In the present study, we investigated the basal pattern of p53 immunoreactivity in UC-III (definite dysplasia) and UC-II (indefinite for dysplasia) crypts using computer-assisted cytometry and determined the optimal cutoff value for basal positivity of p53 for discriminating between the two categories. By visual estimation, Grade-3 p53 basal positivity was observed in 46.0% of UC-IIa crypts (indefinite for dysplasia, probably regenerative), 61.9% of UC-IIb crypts (indefinite for dysplasia, probably dysplastic), and 94.2% of UC-III crypts. Our data are consistent with the previously published hypothesis that the basal pattern of p53 expression is not a specific sign of dysplasia (UC-III); rather, this pattern was observed in 5 - 64% of regenerative mucosa and 13 - 33% of samples indefinite for dysplasia [7, 13].

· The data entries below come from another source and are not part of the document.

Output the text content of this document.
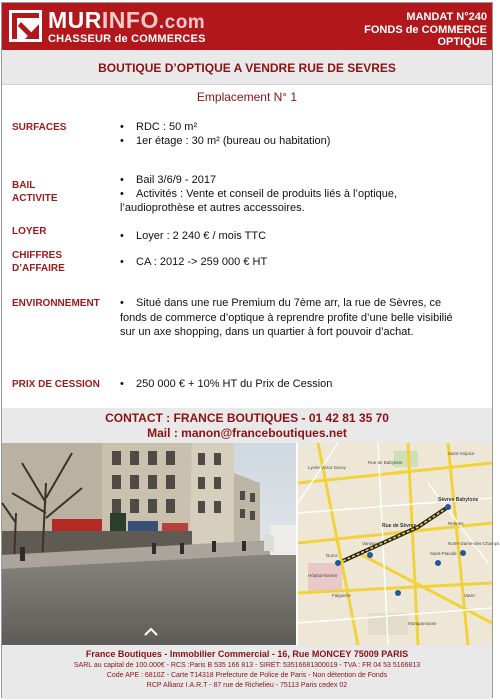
MURINFO.com
CHASSEUR de COMMERCES
MANDAT N°240
FONDS de COMMERCE
OPTIQUE
BOUTIQUE D’OPTIQUE A VENDRE RUE DE SEVRES
Emplacement N° 1
SURFACES	• RDC : 50 m²
• 1er étage : 30 m² (bureau ou habitation)
BAIL
ACTIVITE
• Bail 3/6/9 - 2017
• Activités : Vente et conseil de produits liés à l’optique, l’audioprothèse et autres accessoires.
LOYER	• Loyer : 2 240 € / mois TTC
CHIFFRES
D’AFFAIRE	• CA : 2012 -> 259 000 € HT
ENVIRONNEMENT • Situé dans une rue Premium du 7ème arr, la rue de Sèvres, ce fonds de commerce d’optique à reprendre profite d’une belle visibilié sur un axe shopping, dans un quartier à fort pouvoir d’achat.
PRIX DE CESSION • 250 000 € + 10% HT du Prix de Cession
CONTACT : FRANCE BOUTIQUES - 01 42 81 35 70
Mail : manon@franceboutiques.net
Rue de Babylone
Sèvres Babylone
Vaneau
Duroc	Saint-Placide
Notre-Dame-des-Champs
Falguière
Lycée Victor Duruy
Saint-Sulpice
Rennes
Hôpital Necker
Montparnasse
Vavin
Rue de Sèvres
France Boutiques - Immobilier Commercial - 16, Rue MONCEY 75009 PARIS
SARL au capital de 100.000€ - RCS :Paris B 535 166 813 - SIRET: 53516681300019 - TVA : FR 04 53 5166813
Code APE : 6810Z - Carte T14318 Prefecture de Police de Paris - Non détention de Fonds
RCP Allianz I.A.R.T - 87 rue de Richelieu - 75113 Paris cedex 02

There is significant discordance between visual estimation and digital image analysis for Ki-67 immunoreactivity [15]. Thus, we performed computer-assisted cytometrical analysis using the WinRooF image-processing software, which we developed in our previous study on Ki-67 immunoreactivity [16], for grade-3 p53 basal positivity by visual estimation. We could exclude non-neoplastic (dysplastic) cells that occasionally display nonspecific positivity for p53, such as lymphocytes or histiocytes, using a touch pen by introducing a touch panel. Using this analysis, we identified that p53 basal positivity was significantly higher in UC-III crypts (median value, 65.4%) than in UC-IIb crypts (52.3%) or UC-IIa crypts (30.3%). However, the ROC curve indicated a low sensitivity (0.42) and negative predictive value (42.0%) in differentiating between UC-III and UC-IIb. Based on this result, we considered the possibility that some of the UC-IIb crypts might be included in the UC-III category. Indeed, 80% of UC-IIb crypts harbored p53 mutations [8].

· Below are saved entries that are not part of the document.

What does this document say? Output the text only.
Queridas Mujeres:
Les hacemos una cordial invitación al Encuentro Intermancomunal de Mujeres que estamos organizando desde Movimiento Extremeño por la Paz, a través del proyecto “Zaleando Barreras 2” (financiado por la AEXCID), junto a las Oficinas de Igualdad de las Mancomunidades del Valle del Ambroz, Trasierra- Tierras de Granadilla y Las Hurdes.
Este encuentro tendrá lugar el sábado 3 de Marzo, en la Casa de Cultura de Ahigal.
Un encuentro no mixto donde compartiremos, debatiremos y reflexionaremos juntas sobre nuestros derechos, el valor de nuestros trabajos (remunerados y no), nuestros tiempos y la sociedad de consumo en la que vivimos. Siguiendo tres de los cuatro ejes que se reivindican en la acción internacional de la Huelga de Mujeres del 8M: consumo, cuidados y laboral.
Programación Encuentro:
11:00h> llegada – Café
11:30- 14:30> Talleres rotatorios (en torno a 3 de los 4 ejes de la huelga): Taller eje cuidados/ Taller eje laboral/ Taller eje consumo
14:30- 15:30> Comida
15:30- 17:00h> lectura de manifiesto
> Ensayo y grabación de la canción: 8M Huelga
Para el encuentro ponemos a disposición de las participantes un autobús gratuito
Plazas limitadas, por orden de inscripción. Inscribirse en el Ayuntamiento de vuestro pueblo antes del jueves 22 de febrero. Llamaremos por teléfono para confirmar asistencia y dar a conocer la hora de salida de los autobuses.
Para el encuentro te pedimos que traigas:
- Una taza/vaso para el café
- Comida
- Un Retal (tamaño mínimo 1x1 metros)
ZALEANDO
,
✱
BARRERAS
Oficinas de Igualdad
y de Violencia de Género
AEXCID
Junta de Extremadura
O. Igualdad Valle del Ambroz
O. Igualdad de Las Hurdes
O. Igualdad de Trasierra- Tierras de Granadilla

Colectomy is often indicated in patients with a diagnosis of UC-III, whereas those with UC-IIa should undergo repeat surveillance colonoscopy within a short interval [2], but there is poor inter-observer agreement for the two categories [5]. In this line, Matalka et al. developed an automated intelligent system to quantitatively assess inflammatory bowel system, which proved to be reliable and minimizes inter- and intraobserver variability [18]. In our ROC analysis for UC-III and UC-IIa showing p53 basal positivity, the sensitivity (0.78) and negative predictive value (87.4%) were improved when the cutoff value was 46.1%. At this threshold, only 2.3% of UC-IIa, but 61.5% of UC-IIb crypts were classified as UC-III.

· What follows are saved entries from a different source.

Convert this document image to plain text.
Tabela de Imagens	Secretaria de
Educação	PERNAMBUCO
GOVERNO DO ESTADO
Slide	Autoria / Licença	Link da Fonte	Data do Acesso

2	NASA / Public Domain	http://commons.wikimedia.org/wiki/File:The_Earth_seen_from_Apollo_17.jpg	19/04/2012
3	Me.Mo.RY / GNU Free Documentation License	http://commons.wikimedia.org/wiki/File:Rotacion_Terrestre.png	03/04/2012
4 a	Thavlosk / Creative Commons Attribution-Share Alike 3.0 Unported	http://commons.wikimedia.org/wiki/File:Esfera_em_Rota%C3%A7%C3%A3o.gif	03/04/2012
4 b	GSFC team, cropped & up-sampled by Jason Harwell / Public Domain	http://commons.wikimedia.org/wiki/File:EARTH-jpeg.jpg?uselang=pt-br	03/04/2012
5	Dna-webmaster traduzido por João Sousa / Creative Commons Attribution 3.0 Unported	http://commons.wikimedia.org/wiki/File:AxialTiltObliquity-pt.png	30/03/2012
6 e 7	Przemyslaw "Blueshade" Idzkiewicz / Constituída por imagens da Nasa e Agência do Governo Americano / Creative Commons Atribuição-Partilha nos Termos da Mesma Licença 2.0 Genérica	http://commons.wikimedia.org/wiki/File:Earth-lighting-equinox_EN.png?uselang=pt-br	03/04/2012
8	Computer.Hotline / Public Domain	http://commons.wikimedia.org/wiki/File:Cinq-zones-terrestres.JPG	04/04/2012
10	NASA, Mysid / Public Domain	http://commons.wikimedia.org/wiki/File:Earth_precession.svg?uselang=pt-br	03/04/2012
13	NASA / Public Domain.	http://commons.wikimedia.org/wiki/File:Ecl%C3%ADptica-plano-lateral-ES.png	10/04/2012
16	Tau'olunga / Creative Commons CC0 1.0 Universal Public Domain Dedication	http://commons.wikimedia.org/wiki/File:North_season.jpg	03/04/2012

A major goal in screening for definitive dysplasia is minimizing the false negative rate; therefore, we identified a threshold of p53 basal positivity (i.e., > 40%) at which 17.2% of UC-IIa crypts were interpreted as UC-III, and only 13.6% of UC-III crypts were missed from definitive dysplasia. This indicates moderate-to-high sensitivity (86.4%) and specificity (82.8%). These values are consistent with the finding that 20% of UC-IIa crypts and 92% of UC-III crypts harbored p53 mutations [8]. When p53 basal positivity is above this threshold, even if the biopsy diagnosis is morphologically indefinite for early-stage neoplasia in H&E stained biopsy specimens, we recommend genetic analysis for p53 or appropriate treatment, such as endoscopic or surgical resection.

Conclusions

Our present findings suggest that using computer-assisted cytometrical analysis of p53 basal positivity with an optimal threshold (standardization) represents an alternative to visual estimation as an accurate tool for detecting UC-associated early-stage neoplasia. The choice of an appropriate therapeutic strategy may be informed by using p53 basal positivity in biopsy samples in UC patients.